Innovative accountability – session at OECD

Are auditors helping or hindering public sector innovation? Is it time for new accountability? Should auditors focus on assurance or recommendations? What can AI do for auditing? And… how can auditors be sure they are serving people?

These questions were discussed by the panellists – Taka Ariga, Marco Daglio, Martin Dees, Janar Holm and me. This is my three-minute-pitch to answer the question “how auditors can serve people?”:

“Auditors should start designing actionable knowledge. By making your audit a tool for change. And to do that, you must empathize – see your audit from other perspectives: What do they need? How does the entire system look like? And how can your audit influence that?”

“This is a design process for auditing, which is based upon the Double Diamond process. In the first step, you discover and define the function of the audit: what should your audit do?

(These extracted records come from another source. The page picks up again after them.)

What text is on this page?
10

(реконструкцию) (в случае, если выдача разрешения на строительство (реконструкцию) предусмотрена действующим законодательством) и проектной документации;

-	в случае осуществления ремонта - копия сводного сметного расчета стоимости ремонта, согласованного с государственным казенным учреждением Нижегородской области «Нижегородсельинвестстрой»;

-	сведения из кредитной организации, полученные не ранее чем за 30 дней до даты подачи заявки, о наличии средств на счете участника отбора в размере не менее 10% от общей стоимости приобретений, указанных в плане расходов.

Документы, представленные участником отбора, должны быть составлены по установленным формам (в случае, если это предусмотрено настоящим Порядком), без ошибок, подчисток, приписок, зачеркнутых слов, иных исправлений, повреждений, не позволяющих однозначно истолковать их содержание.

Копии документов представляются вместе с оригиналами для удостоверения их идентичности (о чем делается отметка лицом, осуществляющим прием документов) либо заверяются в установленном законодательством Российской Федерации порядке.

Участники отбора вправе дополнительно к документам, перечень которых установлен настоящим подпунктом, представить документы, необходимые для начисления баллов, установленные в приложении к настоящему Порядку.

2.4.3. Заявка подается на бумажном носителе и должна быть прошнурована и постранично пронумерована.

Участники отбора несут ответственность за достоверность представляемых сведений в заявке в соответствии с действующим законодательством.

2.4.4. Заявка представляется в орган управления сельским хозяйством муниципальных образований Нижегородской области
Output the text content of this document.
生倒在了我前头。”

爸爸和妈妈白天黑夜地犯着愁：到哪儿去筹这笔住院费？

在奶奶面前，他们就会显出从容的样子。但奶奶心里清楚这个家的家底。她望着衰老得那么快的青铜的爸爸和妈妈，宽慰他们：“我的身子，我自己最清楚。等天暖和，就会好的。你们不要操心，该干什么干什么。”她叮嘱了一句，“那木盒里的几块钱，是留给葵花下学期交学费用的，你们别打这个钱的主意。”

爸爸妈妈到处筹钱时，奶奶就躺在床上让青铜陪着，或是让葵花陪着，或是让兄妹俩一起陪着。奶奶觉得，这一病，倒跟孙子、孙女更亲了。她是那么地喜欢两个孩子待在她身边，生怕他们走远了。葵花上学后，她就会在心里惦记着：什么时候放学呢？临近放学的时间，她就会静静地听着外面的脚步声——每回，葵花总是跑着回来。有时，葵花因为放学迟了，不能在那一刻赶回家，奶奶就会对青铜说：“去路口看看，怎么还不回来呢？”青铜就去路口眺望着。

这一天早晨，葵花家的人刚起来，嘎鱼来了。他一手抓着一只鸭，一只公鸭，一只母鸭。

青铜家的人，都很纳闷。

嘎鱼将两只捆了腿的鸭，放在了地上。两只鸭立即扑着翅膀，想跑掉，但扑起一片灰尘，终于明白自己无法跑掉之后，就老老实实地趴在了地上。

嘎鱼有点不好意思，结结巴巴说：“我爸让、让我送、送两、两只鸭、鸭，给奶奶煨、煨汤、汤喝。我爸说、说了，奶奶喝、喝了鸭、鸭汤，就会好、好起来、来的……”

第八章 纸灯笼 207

In this stage, you can use methods to understand the system and empathize with others in that system (please take a look at Misha Kaur’s work). Once you determined the purpose of your audit, you can design the form – what it is, how it works, what it looks like. Are we talking about a dashboard, or an interactive tool, or a participatory workshop with important stakeholders? As a designer, you will never know upfront what will come out of the journey. That is also why it is important to start designing during the audit and not just at the end of our audit.

By the way, I am a big fan of data and I think that auditors should jump on the data-train while they still can, because it already left the station. But to change the game, you have to see your audit as a tool to influence the system.”